Выбрать главу

Дело было не в географических точках, не в регистрации количества новостроек. Принято думать, что наш журнал фиксировал только гигантскую перестройку страны на пути к индустриализации, следил, так сказать, за масштабным выполнением плана пятилеток по валу. «Он (журнал) первым вышел на ту линию, которая станет генеральной линией развития советской литературы в 30-е годы. Работа «Наших достижений», очень интенсивная и целеустремленная, развивалась в том же направлении, что и работа писателей, отправлявшихся на новые стройки, в колхозы, в национальные республики с тем, чтобы не просто изучить жизнь, но изучить факты и явления в новой политической действительности в их взаимной связи», — читаем в первом томе «Истории советской литературы».

Толковать «факты и явления» даже в их «взаимной связи» можно по-разному. Можно связывать технические достижения с взрывом научно-технической революции, можно восторгаться появлением новых городов в связи с тем, что они возникли на месте, где «еще недавно свистели суслики». Такой способ увязывания бытует и поныне, спустя сорок лет. Но писателей из нашего журнала, устремлявшихся в гущу жизни, занимали в первую очередь перемены в сознании людей, новые нравственные законы жизни, изменения вековечного представления о морали и поведении. Не суть важно, с к о л ь к о  человек выдал на-гора, а важна полная и бескорыстная отдача труду, новое представление о своем долге и своем будущем. Изобразить эту  н р а в с т в е н н у ю  п е р е с т р о й к у  не всегда и не всем удавалось. Но ведь и сейчас удается не всем. В этом смысле «Дамский парикмахер» Грековой в большей степени «достиженческая» вещь, чем многие эмпирические очерки о современных новостройках с добросовестным описанием технологии производственных процессов, неизменно печатающиеся в наших толстых журналах.

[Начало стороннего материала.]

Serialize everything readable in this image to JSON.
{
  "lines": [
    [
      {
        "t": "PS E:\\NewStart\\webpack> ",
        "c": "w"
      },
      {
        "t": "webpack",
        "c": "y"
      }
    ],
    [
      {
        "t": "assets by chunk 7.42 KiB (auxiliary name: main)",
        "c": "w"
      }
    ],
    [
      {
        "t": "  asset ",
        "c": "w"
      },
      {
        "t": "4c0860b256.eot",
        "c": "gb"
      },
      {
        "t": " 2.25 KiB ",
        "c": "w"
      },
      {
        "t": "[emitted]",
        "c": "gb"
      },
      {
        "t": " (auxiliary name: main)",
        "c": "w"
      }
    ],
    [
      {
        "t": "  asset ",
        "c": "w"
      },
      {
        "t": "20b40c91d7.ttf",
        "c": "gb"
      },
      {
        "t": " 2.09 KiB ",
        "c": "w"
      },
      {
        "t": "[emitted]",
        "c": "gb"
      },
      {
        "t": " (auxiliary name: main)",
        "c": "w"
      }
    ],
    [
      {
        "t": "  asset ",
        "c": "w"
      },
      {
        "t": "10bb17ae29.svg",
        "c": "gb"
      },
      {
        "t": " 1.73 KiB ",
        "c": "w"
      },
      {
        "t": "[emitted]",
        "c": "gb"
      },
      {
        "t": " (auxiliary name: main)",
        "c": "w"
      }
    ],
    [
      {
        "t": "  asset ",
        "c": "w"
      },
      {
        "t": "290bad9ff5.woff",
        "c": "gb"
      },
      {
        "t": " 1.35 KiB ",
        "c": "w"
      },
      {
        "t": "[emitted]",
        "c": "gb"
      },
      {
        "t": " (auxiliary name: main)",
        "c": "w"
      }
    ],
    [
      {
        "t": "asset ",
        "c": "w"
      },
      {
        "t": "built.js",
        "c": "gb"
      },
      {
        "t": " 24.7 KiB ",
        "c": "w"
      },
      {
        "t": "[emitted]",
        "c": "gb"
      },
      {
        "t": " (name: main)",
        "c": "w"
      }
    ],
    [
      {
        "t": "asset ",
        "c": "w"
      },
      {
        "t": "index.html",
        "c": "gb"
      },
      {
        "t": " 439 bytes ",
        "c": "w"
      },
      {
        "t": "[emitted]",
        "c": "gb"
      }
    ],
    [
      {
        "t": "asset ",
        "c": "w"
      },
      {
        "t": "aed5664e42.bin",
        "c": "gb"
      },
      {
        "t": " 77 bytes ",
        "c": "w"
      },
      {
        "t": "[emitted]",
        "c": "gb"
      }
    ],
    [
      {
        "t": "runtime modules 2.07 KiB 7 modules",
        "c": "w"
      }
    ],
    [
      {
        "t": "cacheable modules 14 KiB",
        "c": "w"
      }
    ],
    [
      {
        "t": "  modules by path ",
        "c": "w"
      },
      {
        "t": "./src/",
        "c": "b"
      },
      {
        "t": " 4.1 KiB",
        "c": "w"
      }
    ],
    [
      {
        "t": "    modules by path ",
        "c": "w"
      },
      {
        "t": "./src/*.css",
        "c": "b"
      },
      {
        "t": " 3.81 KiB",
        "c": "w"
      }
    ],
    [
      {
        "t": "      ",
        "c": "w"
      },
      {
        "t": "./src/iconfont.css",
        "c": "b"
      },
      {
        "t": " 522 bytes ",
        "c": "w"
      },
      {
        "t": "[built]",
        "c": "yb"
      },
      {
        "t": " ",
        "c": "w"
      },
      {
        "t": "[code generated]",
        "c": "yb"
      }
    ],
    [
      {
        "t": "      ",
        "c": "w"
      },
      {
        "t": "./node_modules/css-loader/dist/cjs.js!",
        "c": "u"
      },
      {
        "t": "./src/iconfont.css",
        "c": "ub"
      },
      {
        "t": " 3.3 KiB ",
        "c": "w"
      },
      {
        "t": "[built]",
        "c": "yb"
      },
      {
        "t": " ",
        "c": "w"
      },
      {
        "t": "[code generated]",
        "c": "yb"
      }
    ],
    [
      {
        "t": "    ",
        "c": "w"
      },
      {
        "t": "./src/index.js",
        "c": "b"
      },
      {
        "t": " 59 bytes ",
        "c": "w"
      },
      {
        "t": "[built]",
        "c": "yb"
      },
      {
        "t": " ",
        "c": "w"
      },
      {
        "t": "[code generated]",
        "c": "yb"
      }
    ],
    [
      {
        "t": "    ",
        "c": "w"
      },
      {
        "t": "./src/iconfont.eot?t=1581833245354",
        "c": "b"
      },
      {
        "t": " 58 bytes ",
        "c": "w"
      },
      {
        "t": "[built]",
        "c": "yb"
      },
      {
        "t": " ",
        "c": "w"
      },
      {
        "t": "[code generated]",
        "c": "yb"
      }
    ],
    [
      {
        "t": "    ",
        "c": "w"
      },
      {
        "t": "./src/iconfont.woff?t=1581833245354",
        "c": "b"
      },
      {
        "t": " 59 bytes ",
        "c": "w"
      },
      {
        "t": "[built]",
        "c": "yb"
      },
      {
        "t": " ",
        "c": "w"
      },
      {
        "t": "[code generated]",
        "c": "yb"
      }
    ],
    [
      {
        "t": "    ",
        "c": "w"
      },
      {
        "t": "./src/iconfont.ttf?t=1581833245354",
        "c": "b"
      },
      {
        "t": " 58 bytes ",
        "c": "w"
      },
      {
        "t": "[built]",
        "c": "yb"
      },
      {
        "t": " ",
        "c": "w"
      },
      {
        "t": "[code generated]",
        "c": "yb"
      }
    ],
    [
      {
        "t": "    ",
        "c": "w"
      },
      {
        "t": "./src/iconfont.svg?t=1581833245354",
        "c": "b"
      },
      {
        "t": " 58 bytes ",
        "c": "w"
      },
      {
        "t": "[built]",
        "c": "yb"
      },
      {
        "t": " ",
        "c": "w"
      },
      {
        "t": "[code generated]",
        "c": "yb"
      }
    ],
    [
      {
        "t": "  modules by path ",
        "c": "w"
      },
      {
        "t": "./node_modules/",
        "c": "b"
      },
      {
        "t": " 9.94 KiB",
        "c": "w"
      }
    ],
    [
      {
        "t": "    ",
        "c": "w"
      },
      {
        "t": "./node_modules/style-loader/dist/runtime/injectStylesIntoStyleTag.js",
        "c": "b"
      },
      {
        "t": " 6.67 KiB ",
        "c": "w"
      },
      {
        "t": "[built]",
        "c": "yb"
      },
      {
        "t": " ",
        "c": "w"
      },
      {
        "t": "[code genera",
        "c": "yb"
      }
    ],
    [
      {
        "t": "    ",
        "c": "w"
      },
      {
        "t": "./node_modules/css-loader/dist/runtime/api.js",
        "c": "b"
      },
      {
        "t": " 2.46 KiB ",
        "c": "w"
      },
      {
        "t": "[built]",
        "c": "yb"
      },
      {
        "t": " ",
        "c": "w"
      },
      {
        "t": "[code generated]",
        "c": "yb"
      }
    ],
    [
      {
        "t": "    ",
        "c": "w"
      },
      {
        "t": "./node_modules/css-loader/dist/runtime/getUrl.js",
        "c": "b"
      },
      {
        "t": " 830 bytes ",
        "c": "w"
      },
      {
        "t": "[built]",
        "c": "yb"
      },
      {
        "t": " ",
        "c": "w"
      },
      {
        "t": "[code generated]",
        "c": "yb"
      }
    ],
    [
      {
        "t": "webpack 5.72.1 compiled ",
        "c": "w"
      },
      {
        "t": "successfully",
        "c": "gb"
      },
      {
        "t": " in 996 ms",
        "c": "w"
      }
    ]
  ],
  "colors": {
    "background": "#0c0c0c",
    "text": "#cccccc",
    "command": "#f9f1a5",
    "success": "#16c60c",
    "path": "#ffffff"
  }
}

Тут нельзя не вспомнить Ивана Катаева и Зарудина, которые, кажется, не написали ни одной строчки, не пропущенной через себя, через свое восторженное, не побоюсь сказать, эстетическое восприятие новой жизни.

Оба они часто заходили в редакцию, по-домашнему, как в некий дискуссионный клуб. Иван Катаев — узколицый, с монгольскими глазами с запрятанными веками, удивительно толстогубый. (Он любил вспоминать, как в детстве, осердясь, нянька его дразнила: «Лошадь старая, губастая».) Он обладал удивительным историческим чувством и таким же обостренным вниманием к новому. Стоит только вспомнить «Хамовники» и «Ленинградское шоссе». Старое и новое в дымке неизменного поэтического чувства. В разговоре всегда вдумчив, серьезен, даже философичен. Блестящий рассказчик, автор повестей, он так же ответственно относился к очерковому жанру, был ярым врагом иллюстративных эмпирических очерков.

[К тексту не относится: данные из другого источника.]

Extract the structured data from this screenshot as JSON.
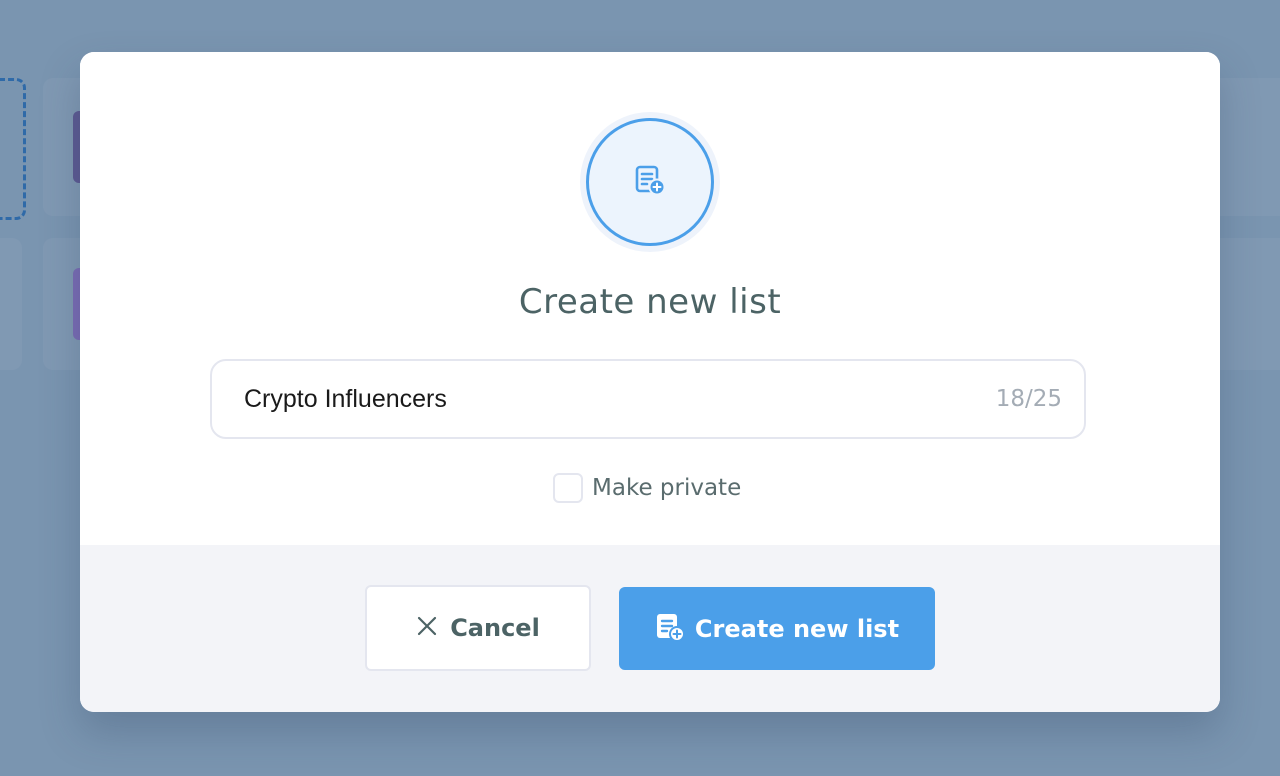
{
  "colors": {
    "accent": "#4b9fe9",
    "overlay": "#7a95b0",
    "title_text": "#4c6365",
    "footer_bg": "#f3f4f8"
  },
  "modal": {
    "header_icon": "list-add-icon",
    "title": "Create new list",
    "list_name": {
      "value": "Crypto Influencers",
      "char_count": "18/25"
    },
    "private_option": {
      "label": "Make private",
      "checked": false
    },
    "footer": {
      "cancel": {
        "icon": "close-icon",
        "label": "Cancel"
      },
      "create": {
        "icon": "list-add-icon",
        "label": "Create new list"
      }
    }
  }
}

— Все эти бесконечные технические достижения, каверзные прорывы, будничные и праздничные подвиги, грехопадения и перерождения, подслеповатые описания, бескрылое эмпирическое подражательство, — преподносят читателю как бы истолченную в ступе действительность, — говорил он. — Она надвигается на него, как сыпучие и бесплодные пески пустыни.

И вдруг, взглянув на молоденькую журналистку, забежавшую в редакцию и разрумянившуюся от мороза, замечал:

— Розовый террор!

И снова о своем:

— Настоящий очерк только тот, в котором светится новая, самостоятельная авторская мысль. Пусть даже спорная. Все равно. Мысль цементирует, создает форму.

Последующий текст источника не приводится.